Fish Lake is an unincorporated community and census-designated place in Lincoln Township, LaPorte County, Indiana, United States. It is located where Indiana State Road 4 passes between Upper Fish Lake and Lower Fish Lake. These lakes feed the Kankakee River. As of the 2020 census, Fish Lake had a population of 1,052.

==Geography==
Fish Lake is located in eastern LaPorte County in the center of Lincoln Township. The community surrounds Lower Fish Lake and covers the north, west, and south sides of Upper Fish Lake. Mill Creek, the lakes' outlet, flows south to the Little Kankakee River and then shortly to the Kankakee River, a west-flowing waterway that is a primary tributary of the Illinois River.

Indiana State Road 4 passes through the community, between the two lakes, and leads northwest 10 mi to La Porte, the county seat, and southeast 7 mi to North Liberty. Fish Lake is 20 mi southwest of South Bend.

According to the U.S. Census Bureau, the Fish Lake CDP has a total area of 4.9 sqkm, of which 4.0 sqkm are land and 0.9 sqkm, or 18.24%, are water.

==Demographics==

Historical population
| Census | Pop. | Note | %± |
| 2020 | 1,052 |  | — |
U.S. Decennial Census

===2020 census===

As of the 2020 census, Fish Lake had a population of 1,052. The median age was 50.1 years. 18.5% of residents were under the age of 18 and 24.2% of residents were 65 years of age or older. For every 100 females there were 116.0 males, and for every 100 females age 18 and over there were 117.5 males age 18 and over.

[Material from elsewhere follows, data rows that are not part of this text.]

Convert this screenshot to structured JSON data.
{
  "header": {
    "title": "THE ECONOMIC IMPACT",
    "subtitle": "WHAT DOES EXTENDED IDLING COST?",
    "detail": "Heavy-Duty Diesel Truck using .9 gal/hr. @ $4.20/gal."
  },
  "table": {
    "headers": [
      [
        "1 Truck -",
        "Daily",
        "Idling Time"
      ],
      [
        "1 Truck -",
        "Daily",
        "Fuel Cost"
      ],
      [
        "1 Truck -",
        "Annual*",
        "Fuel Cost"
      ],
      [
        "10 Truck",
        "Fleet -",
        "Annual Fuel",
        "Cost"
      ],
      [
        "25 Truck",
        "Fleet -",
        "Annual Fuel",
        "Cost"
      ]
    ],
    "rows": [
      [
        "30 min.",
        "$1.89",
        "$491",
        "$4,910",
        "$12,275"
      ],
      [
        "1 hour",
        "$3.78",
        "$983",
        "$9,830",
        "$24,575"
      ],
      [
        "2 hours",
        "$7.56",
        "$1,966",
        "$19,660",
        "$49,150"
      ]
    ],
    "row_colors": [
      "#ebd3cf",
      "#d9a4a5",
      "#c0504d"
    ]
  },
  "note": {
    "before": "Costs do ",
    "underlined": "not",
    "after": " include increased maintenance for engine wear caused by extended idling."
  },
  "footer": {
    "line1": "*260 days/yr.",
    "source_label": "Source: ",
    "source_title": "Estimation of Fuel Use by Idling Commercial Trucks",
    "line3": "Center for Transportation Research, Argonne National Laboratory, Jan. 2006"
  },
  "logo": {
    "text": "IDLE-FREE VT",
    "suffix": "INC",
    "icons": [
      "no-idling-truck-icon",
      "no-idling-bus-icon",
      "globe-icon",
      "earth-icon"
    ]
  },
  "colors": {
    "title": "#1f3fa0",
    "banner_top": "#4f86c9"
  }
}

0.0% of residents lived in urban areas, while 100.0% lived in rural areas.

There were 451 households in Fish Lake, of which 22.8% had children under the age of 18 living in them. Of all households, 48.3% were married-couple households, 23.5% were households with a male householder and no spouse or partner present, and 19.3% were households with a female householder and no spouse or partner present. About 31.5% of all households were made up of individuals and 14.2% had someone living alone who was 65 years of age or older.

There were 644 housing units, of which 30.0% were vacant. The homeowner vacancy rate was 2.1% and the rental vacancy rate was 6.6%.

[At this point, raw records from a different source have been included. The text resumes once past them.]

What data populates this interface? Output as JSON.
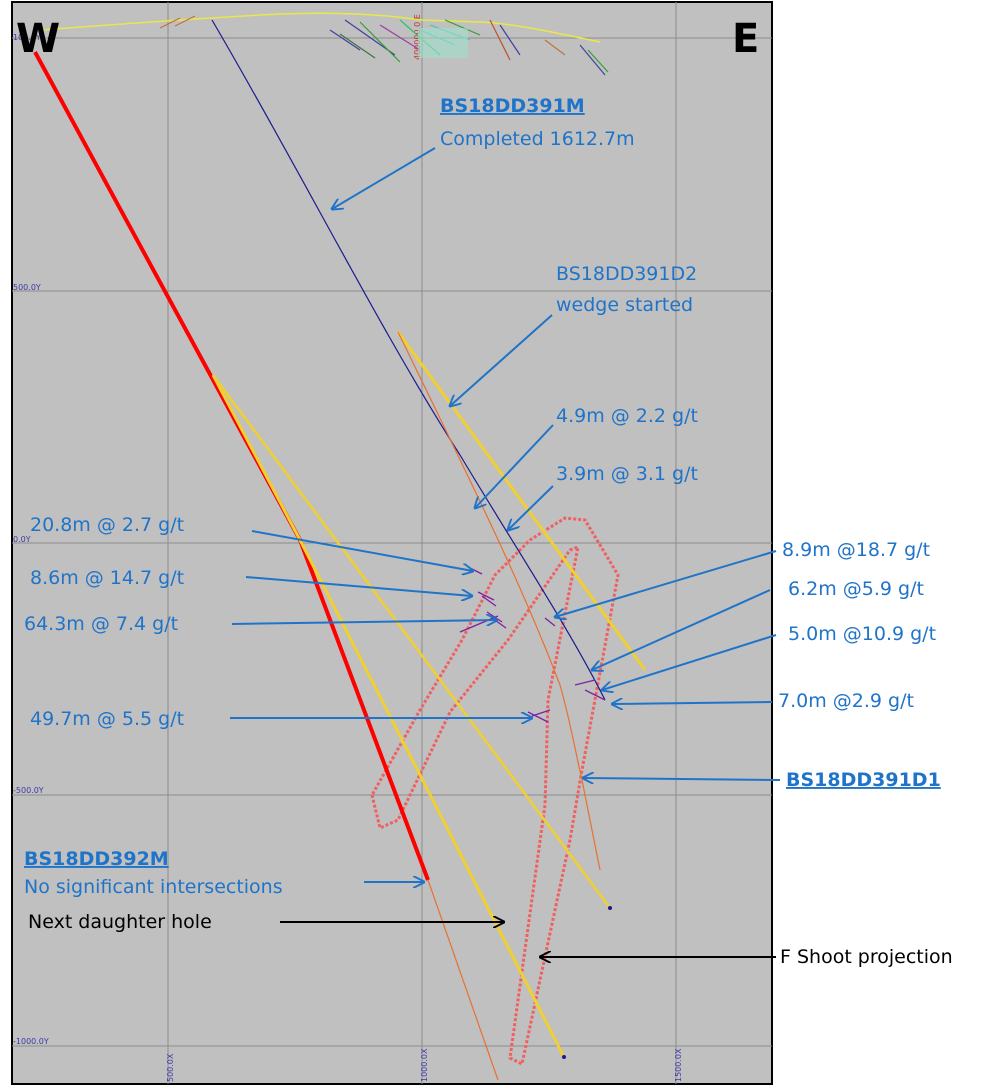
{
  "compass": {
    "west": "W",
    "east": "E"
  },
  "grid": {
    "y_labels": [
      "100.0Y",
      "500.0Y",
      "0.0Y",
      "-500.0Y",
      "-1000.0Y"
    ],
    "x_labels": [
      "500.0X",
      "1000.0X",
      "1500.0X"
    ],
    "easting_label": "400000.0 E"
  },
  "holes": {
    "bs18dd391m": {
      "name": "BS18DD391M",
      "status": "Completed 1612.7m"
    },
    "bs18dd391d2": {
      "line1": "BS18DD391D2",
      "line2": "wedge started"
    },
    "bs18dd391d1": {
      "name": "BS18DD391D1"
    },
    "bs18dd392m": {
      "name": "BS18DD392M",
      "status": "No significant intersections"
    }
  },
  "intersections": {
    "left": [
      "20.8m @ 2.7 g/t",
      "8.6m @ 14.7 g/t",
      "64.3m @ 7.4 g/t",
      "49.7m @ 5.5 g/t"
    ],
    "middle": [
      "4.9m @ 2.2 g/t",
      "3.9m @ 3.1 g/t"
    ],
    "right": [
      "8.9m @18.7 g/t",
      "6.2m @5.9 g/t",
      "5.0m @10.9 g/t",
      "7.0m @2.9 g/t"
    ]
  },
  "annotations": {
    "next_daughter": "Next daughter hole",
    "f_shoot": "F Shoot projection"
  },
  "colors": {
    "background": "#c0c0c0",
    "annotation_blue": "#1f74c9",
    "hole_392m": "#ff0000",
    "hole_391m": "#1a1a8c",
    "daughter_holes": "#f0d030",
    "hole_391d1": "#e87030",
    "f_shoot_outline": "#f06060"
  }
}
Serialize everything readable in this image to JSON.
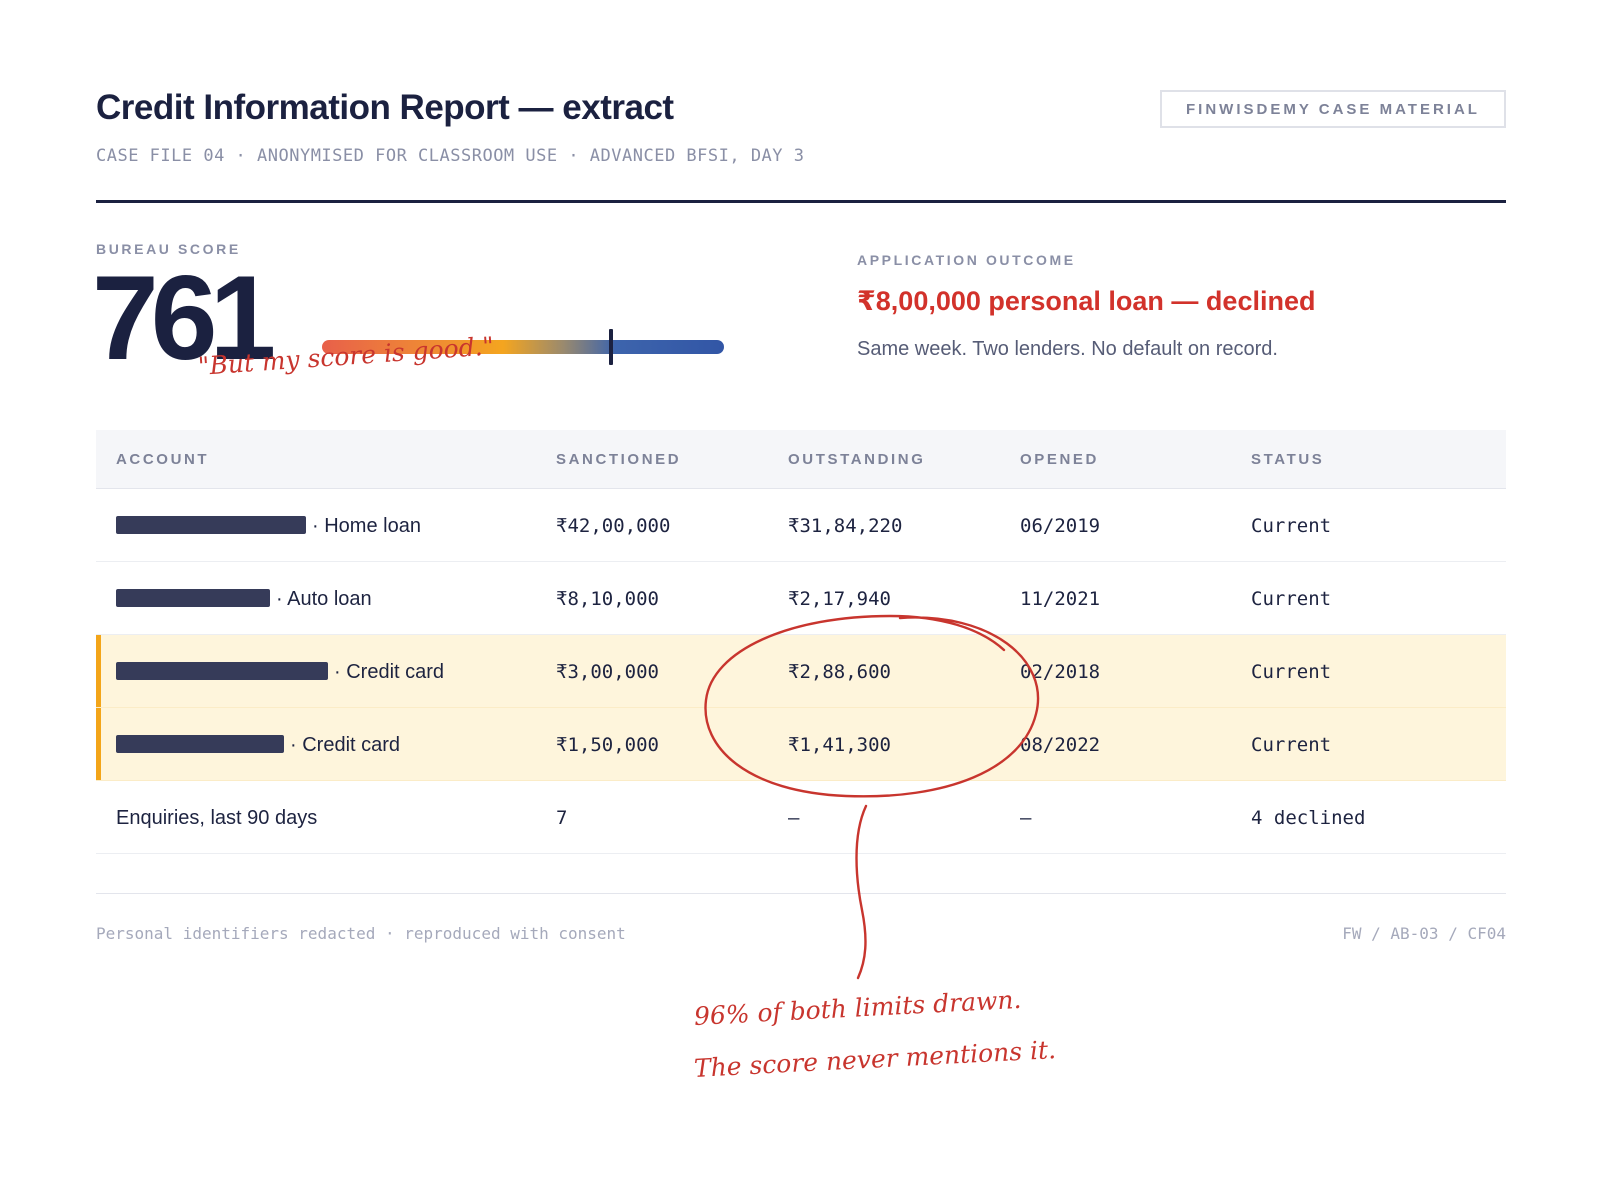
{
  "header": {
    "title": "Credit Information Report — extract",
    "subtitle": "CASE FILE 04 · ANONYMISED FOR CLASSROOM USE · ADVANCED BFSI, DAY 3",
    "badge": "FINWISDEMY CASE MATERIAL"
  },
  "score": {
    "label": "BUREAU SCORE",
    "value": "761",
    "bar_level": 0.72,
    "handwritten_quote": "\"But my score is good.\""
  },
  "outcome": {
    "label": "APPLICATION OUTCOME",
    "headline": "₹8,00,000 personal loan — declined",
    "detail": "Same week. Two lenders. No default on record."
  },
  "table": {
    "headers": [
      "ACCOUNT",
      "SANCTIONED",
      "OUTSTANDING",
      "OPENED",
      "STATUS"
    ],
    "rows": [
      {
        "account": "· Home loan",
        "sanctioned": "₹42,00,000",
        "outstanding": "₹31,84,220",
        "opened": "06/2019",
        "status": "Current"
      },
      {
        "account": "· Auto loan",
        "sanctioned": "₹8,10,000",
        "outstanding": "₹2,17,940",
        "opened": "11/2021",
        "status": "Current"
      },
      {
        "account": "· Credit card",
        "sanctioned": "₹3,00,000",
        "outstanding": "₹2,88,600",
        "opened": "02/2018",
        "status": "Current"
      },
      {
        "account": "· Credit card",
        "sanctioned": "₹1,50,000",
        "outstanding": "₹1,41,300",
        "opened": "08/2022",
        "status": "Current"
      },
      {
        "account": "Enquiries, last 90 days",
        "sanctioned": "7",
        "outstanding": "—",
        "opened": "—",
        "status": "4 declined"
      }
    ]
  },
  "footer": {
    "left": "Personal identifiers redacted · reproduced with consent",
    "right": "FW / AB-03 / CF04"
  },
  "annotation": {
    "line1": "96% of both limits drawn.",
    "line2": "The score never mentions it."
  },
  "colors": {
    "ink": "#1b2140",
    "accent_red": "#d2322b",
    "highlight": "#fef5dc",
    "highlight_bar": "#f3a519",
    "redaction": "#363b59"
  }
}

Racial composition as of the 2020 census
| Race | Number | Percent |
|---|---|---|
| White | 967 | 91.9% |
| Black or African American | 7 | 0.7% |
| American Indian and Alaska Native | 2 | 0.2% |
| Asian | 0 | 0.0% |
| Native Hawaiian and Other Pacific Islander | 0 | 0.0% |
| Some other race | 8 | 0.8% |
| Two or more races | 68 | 6.5% |
| Hispanic or Latino (of any race) | 35 | 3.3% |

==History==

Before the draining of the Grand Kankakee Marsh, the body of water at Fish Lake was known in French as Lac Tipiconeau. It was then located on the main stream of the Kankakee, just upstream of its confluence with Potato Creek. The lake took its name from the French term for buffalo fish, and this name in turn likely led to the modern English name "Fish Lake".

In 1702, Pierre Le Moyne d'Iberville noted that following the end of the Beaver Wars a group of Miami people had settled at "Atihipi-Catouy". According to linguist Michael McCafferty this name "appears to be a gnarled form of Miami-Illinois kiteepihkwanonki, 'at the buffalo fish'", referring to Lac Tipiconeau.

In the 1880s, the Swift & Co. ice company of Chicago purchased land around Upper and Lower Fish Lake and carried out ice harvesting in the winter months. By 1899 Swift & Co. was shipping 18 railroad cars full of ice from Fish Lake to Chicago each day. Ice harvesting ceased here in 1930.